Discernment is rooted in the understanding that God is ever at work in our lives – inviting, directing, guiding, drawing us into the fullness of life. Discernment’s central action is reflection on the ordinary events of our lives. It seeks to discover God’s presence in these moments and to follow the direction and guidance God gives us through grace. It is not the events themselves that are of interest, but rather the affective responses they evoke in us – feelings of joy, sorrow, peace, anxiety and all the indefinable ‘somethings’ that arise and stir within us. It is precisely here that through faith we can discover God’s direction and guidance in our lives.
Discernment presupposes several things: that you can reflect on the ordinary events of your life; that you can describe what you experience; that you have a habit of personal prayer; that you know yourself; that you know your deepest desires; that you are open to God and to God’s direction.
We could call the Consciousness Examen a type of mindfulness – being mindful of what is happening, reflecting on our daily lives. The daily Examen takes about 15 minutes. The following points will help you:
Start by asking for the guidance of the Holy Spirit to reflect honestly on your day.
Recall the gifts and blessings of your day, what you are grateful for, and give God thanks.

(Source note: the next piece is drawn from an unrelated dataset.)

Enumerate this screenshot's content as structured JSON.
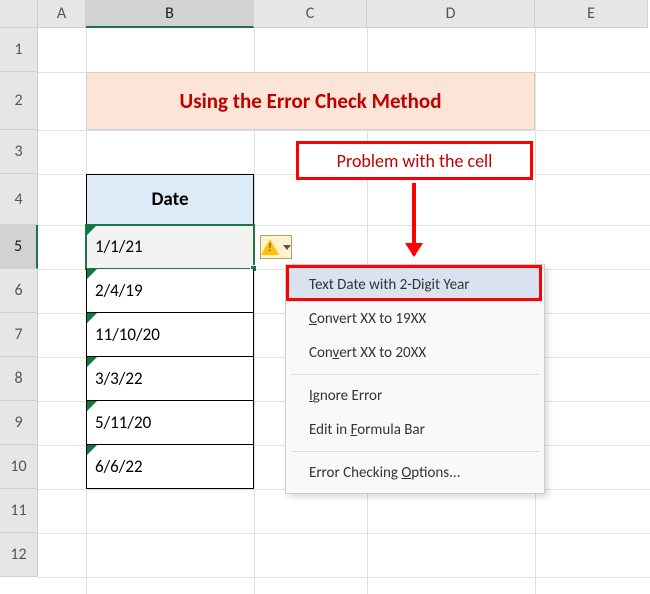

Reflect on how God has been present in the events, experiences, encounters, and emotions of your day.
How did you meet Jesus in the people and events of your day?
How did God call you to respond in these encounters?
How did you respond to these opportunities and calls that God gave you?
How did you respond to Jesus in the people God put in your path today?
Let God know that you are sorry for the times that you did not respond well to these calls and opportunities.
Reflect on what particular way God is calling you to grow at this time.
Ask for the grace to find Jesus in your experiences and encounters, to hear God’s calls to you tomorrow, and to respond to them.